How an Outside Influence Acts as a Powerful Force
Within ‘Othello’ Iago appears cunning, the confidence he has allows him to act as an outside force manipulating the relationship between Othello and Desdemona.The interpretations of the outside influence are questionable throughout the three texts.The issue in ‘The Great Gatsby’ of whether Jay Gatsby corrupts Daisy and Tom Buchanan’s marriage because he loves her or whether she is a material desire; and whether Jed’s mental state or Joe’s rationality in ‘Enduring Love’ is to blame for the corruption between the contemporary couple, Joe and Clarissa.
Iago’s ability to observe allows him to gain control of Othello and seek revenge.
Whether this is for the goodness of his community or due to jealousy is unknown. However, through language, form and structure it is clear that a gradual decay in both love and morals takes place. Iago’s performance creates the impression that he is a heartless character as no true friendship, love or morals are shown. “I am not what I am”, he is a devious onlooker who aims to destruct happiness, yet the reason for this remains uncertain. Iago can be classified as an outside force due to his dishonesty and cruel intentions, which often only the audience is aware of due to his mysterious actions. Beware my lord of jealousy; it is the green-eyed monster”. The audience is positioned to understand that William Shakespeare is presenting irony as Iago is warning others of jealousy, when perhaps he is tied down by his own. Utilising personification also foreshadows the cruel intention Iago has to damage the contentment in Othello’s life. A clever choice of words allows Iago to deliver the impression that he is a loyal and honest man. Throughout the play he sets the stage to ensure Othello and Desdemona’s relationship becomes corrupt, denying himself of any responsibility.
This contrasts to Jed Parry in ‘Enduring Love’. Lead by his belief in God, a strong emotional attachment is made with Joe, one which Jed is persistently honest about. With the belief that God “has sent me to you” Jed ignores Joe’s resistance and does not seek revenge, instead rejection brings him closer to Joe. This categorises Jed as a contemporary villain, as he goes against traditional values of a villain. Perhaps, due to Iago conforming to the conventional idea of a Shakespearian villain, the reader may classify him as a more effective outside.

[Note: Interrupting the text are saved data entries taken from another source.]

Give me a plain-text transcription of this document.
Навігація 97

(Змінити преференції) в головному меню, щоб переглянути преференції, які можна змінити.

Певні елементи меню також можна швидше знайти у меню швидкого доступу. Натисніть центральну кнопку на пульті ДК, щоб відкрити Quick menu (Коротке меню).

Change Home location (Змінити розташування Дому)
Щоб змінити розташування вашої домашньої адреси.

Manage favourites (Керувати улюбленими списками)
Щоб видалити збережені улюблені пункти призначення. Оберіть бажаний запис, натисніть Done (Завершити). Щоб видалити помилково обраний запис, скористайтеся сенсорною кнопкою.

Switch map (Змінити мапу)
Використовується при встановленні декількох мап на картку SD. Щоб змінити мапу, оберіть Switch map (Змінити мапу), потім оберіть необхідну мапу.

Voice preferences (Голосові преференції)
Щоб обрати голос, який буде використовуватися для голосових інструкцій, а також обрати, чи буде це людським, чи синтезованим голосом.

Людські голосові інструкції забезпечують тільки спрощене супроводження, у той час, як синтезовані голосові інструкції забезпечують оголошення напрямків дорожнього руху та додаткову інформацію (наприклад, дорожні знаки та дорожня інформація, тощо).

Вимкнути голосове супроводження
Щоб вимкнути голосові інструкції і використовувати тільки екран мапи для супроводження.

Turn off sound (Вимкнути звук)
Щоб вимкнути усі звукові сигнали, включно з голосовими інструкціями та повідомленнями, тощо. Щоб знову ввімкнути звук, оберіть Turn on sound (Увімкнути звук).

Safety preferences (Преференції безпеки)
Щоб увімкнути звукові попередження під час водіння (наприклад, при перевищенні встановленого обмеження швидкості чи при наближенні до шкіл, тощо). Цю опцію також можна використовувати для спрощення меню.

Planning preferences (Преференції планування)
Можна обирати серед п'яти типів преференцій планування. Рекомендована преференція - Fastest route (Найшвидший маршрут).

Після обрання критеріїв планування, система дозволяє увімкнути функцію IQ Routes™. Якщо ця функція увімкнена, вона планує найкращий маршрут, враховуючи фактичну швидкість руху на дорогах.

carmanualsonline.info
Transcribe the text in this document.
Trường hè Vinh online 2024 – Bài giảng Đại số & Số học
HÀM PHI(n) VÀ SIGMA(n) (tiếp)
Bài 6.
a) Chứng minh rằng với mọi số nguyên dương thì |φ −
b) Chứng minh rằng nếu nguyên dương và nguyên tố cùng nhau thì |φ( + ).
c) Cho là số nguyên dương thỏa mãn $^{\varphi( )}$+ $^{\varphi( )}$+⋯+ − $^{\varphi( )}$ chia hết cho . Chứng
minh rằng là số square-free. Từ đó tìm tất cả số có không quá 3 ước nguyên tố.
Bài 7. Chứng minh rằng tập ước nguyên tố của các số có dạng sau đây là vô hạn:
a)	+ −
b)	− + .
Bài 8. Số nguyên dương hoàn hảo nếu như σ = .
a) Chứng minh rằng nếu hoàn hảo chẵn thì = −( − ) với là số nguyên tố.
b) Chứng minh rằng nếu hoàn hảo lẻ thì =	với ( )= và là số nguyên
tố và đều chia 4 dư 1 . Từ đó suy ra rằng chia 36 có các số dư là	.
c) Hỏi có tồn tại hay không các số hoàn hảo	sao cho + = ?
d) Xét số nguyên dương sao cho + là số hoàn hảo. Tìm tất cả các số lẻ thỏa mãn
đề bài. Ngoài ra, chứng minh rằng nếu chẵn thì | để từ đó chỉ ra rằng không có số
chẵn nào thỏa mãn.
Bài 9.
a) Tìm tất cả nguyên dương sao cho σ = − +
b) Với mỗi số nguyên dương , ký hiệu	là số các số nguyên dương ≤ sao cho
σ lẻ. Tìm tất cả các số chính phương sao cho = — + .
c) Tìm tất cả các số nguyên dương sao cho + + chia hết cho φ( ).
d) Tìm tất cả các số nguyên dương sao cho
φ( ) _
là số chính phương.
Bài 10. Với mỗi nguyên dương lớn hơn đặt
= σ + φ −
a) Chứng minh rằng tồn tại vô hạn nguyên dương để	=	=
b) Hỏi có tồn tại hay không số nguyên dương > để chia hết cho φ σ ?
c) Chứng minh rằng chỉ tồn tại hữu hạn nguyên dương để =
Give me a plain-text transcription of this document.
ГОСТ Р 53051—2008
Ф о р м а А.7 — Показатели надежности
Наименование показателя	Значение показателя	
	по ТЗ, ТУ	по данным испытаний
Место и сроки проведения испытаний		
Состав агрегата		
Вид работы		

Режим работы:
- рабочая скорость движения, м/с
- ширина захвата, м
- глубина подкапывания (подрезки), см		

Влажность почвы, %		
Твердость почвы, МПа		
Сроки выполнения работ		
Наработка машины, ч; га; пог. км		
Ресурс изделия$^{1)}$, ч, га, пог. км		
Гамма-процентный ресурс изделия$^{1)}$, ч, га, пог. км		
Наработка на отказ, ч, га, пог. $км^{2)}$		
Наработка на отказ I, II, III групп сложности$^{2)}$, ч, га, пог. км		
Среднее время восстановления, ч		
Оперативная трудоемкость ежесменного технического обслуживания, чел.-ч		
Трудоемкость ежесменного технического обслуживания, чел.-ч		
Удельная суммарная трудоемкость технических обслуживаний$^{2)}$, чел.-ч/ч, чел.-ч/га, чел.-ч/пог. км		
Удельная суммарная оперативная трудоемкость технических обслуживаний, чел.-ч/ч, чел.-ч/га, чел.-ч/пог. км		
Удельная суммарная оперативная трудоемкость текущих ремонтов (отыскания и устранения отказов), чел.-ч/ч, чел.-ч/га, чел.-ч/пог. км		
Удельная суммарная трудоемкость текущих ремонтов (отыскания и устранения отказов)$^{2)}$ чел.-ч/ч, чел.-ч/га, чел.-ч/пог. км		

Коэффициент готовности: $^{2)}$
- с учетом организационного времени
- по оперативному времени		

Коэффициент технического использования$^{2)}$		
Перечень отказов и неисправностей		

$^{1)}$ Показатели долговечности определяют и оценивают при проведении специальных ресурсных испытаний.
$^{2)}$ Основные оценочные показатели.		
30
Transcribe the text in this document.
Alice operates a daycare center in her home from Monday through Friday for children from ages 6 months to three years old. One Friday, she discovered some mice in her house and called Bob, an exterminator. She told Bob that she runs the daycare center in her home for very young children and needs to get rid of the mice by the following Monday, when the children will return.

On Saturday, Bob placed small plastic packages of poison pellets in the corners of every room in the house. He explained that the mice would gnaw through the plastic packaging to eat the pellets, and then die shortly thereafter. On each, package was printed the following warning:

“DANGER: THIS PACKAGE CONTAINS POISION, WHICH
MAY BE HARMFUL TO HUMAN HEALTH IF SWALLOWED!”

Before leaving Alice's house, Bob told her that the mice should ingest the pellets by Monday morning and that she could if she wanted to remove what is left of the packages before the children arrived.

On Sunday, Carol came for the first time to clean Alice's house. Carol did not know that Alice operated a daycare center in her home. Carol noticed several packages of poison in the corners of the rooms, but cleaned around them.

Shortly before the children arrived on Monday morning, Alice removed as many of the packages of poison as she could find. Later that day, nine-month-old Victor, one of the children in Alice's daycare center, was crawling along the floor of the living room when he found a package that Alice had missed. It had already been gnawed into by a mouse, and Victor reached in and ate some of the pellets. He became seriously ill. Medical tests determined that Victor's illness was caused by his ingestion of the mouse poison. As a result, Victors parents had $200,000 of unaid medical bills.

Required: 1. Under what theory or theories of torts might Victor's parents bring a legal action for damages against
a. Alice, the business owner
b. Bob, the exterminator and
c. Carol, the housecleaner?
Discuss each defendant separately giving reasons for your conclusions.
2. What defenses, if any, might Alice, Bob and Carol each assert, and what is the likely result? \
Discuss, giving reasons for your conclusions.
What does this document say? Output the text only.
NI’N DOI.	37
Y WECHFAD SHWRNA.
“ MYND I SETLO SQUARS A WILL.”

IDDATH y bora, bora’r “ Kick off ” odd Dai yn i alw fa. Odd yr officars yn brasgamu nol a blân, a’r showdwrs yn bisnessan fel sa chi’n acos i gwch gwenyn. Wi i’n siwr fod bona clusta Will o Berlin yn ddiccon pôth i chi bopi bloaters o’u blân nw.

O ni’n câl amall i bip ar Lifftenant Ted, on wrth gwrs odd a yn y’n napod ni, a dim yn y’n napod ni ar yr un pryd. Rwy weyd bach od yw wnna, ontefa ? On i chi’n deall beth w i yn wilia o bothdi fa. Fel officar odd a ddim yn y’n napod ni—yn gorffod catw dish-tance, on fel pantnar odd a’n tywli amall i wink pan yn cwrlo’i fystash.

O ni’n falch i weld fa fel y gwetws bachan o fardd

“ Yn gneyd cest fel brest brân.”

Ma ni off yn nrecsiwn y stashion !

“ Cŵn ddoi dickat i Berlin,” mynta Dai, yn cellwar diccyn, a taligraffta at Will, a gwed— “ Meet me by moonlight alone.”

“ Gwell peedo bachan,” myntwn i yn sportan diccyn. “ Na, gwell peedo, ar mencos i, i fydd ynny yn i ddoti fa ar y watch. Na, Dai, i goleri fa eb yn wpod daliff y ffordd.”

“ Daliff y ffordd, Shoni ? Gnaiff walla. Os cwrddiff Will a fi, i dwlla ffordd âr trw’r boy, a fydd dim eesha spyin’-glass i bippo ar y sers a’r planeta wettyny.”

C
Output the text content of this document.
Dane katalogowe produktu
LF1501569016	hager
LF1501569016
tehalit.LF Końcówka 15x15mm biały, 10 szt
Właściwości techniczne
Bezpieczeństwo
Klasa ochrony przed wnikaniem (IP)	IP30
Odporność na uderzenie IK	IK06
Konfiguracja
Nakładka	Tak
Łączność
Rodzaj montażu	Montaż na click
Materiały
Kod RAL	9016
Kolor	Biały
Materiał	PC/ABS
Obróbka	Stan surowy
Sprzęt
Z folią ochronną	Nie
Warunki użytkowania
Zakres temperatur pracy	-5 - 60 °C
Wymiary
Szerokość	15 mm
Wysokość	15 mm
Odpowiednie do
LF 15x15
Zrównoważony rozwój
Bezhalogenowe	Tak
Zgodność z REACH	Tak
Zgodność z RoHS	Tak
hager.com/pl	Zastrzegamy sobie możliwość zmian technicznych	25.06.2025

He places himself outside of situations; he observes, manipulates and watches Othello crumble. Whereas Enduring Love presents a contemporary villain who moves beyond traditional expectations of causing unhappiness; bitterness is replaced with calm tones, “Love has given me new eyes, I see with such clarity, in such detail”. Jed’s bizarre approach arguably challenges the reader more than Iago’s evasive behaviour. Written in 1603, ‘Othello’ touched upon a major issue in Europe of this time period; the intermingling of Muslim religion and culture with the West.
Ironically, Othello is sent to protect the Venetians from the influence of Muslim Turks even though he is ‘the Moor’. Iago uses the issue of Othello’s race to present him as a misfit; “Awake the snorting citizens with the bell, or else the devil will make a grandsire of you”. Shakespeare plays on 16th century beliefs through the symbolism of the “devil”. It was thought that often the devil took the shape and form of a black man. Insensitive words corrupt Othello’s reputation of “valiant”. Othello has determination, loyalty and commitment towards his “gentle Desdemona”.
This causes him to resist 16th century attitudes tawards race. “Let him do his spite…I love thee gentle Desdemona”. Repelling obstacles is key to achieving an idyllic relationship. Jay Gatsby is similar to Othello, not in race, but due to issues of social class. Jay Gatsby represents the ‘new’ rich from West Egg, he lacks social connections so he flaunts his wealth. This is an issue F. Scott Fitzgerald mocks throughout, as this novel presents a social commentary upon the corrupt state of materialism in the 1920’s.
Fitzgerald uses many references to time throughout the novel. Fitzgerald delivers the message that everything in this lifestyle is temporary– emotions, actions, parties, or feelings, because they are all fuelled through material objects. | Nick Carraway, the narrator describes Jay Gatsby as, “running down like an over-wound clock”. The simile signifies both Gatsby’s consuming desire to stop time and his inability to do so. This may be the reason why he is selfish in pursuing Daisy as he has no respect for Tom, who lives in East Egg, a place for the established upper class.